A presentation slide labeled "Universal Translator," with the bullet points "Connects to nervous system that sends signals to the brain telling you the roundabout of a person's feelings that you're talking to," "Very small thin needle like a hair placed behind ear," "Works like a second ear, uses same system that ears use to connect to brain," and "Glasses for your ears." Alongside the text are a first and second concept drawing showing the device.
This project created by 2020 Pilot & 2021 Summer Intern Alysse B. “translates what you say in a way other people can understand.” The device “connects to the sensory and nervous system behind the ear.” Photo credit: Courtesy of the Museum of Children’s Art

The Possibilities Are Endless

When participants in Community Futures School see the artifacts they produce exhibited to the public, they know their preferred vision of the future is possible. They have had this opportunity not only in MOCHA’s galleries, but at the Stanford’s  K12 Lab Futures Summer Institute with the National Writing Project and Future(s) Museum at 2022.

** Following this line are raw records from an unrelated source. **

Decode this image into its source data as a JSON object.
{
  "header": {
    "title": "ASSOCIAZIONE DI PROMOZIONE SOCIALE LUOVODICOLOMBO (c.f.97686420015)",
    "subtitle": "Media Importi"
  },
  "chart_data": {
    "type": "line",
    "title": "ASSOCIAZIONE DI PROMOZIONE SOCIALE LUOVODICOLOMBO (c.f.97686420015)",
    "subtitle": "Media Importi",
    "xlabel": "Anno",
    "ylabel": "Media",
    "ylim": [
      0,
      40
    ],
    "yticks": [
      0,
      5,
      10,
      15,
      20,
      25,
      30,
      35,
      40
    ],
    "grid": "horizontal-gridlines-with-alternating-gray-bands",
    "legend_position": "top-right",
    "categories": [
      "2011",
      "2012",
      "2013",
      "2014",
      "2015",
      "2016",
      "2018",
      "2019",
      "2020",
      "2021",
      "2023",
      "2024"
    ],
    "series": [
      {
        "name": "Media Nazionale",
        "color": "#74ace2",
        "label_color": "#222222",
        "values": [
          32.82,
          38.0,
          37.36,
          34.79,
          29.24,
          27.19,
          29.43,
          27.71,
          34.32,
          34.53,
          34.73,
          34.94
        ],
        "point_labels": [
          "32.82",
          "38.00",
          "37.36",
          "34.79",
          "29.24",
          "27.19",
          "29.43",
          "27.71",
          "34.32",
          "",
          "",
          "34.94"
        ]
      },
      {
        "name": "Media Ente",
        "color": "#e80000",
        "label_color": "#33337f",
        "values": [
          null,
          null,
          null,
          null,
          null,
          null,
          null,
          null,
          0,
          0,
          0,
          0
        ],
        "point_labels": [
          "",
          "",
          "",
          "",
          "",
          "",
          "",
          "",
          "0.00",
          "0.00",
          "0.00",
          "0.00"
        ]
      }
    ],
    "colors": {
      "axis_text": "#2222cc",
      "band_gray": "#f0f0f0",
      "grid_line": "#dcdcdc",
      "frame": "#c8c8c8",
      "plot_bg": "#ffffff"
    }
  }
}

A poster board in a convention center setting with drawings of student projects showing futuristic concepts and inventions
Community Futures School student visionary art was exhibited at the, Stanford dschool’s Museum of the Future (2022). Photo credit: Courtesy of the Museum of Children’s Art

I see the Community Futures School as a template for other children’s museums that are interested in moonlighting as forecasters by inviting minoritized children and youth to world-build, search for trends, and develop scenarios. We need all of our young people to know that they and people like them will exist as healthy, thriving humans in 2050 and 3050.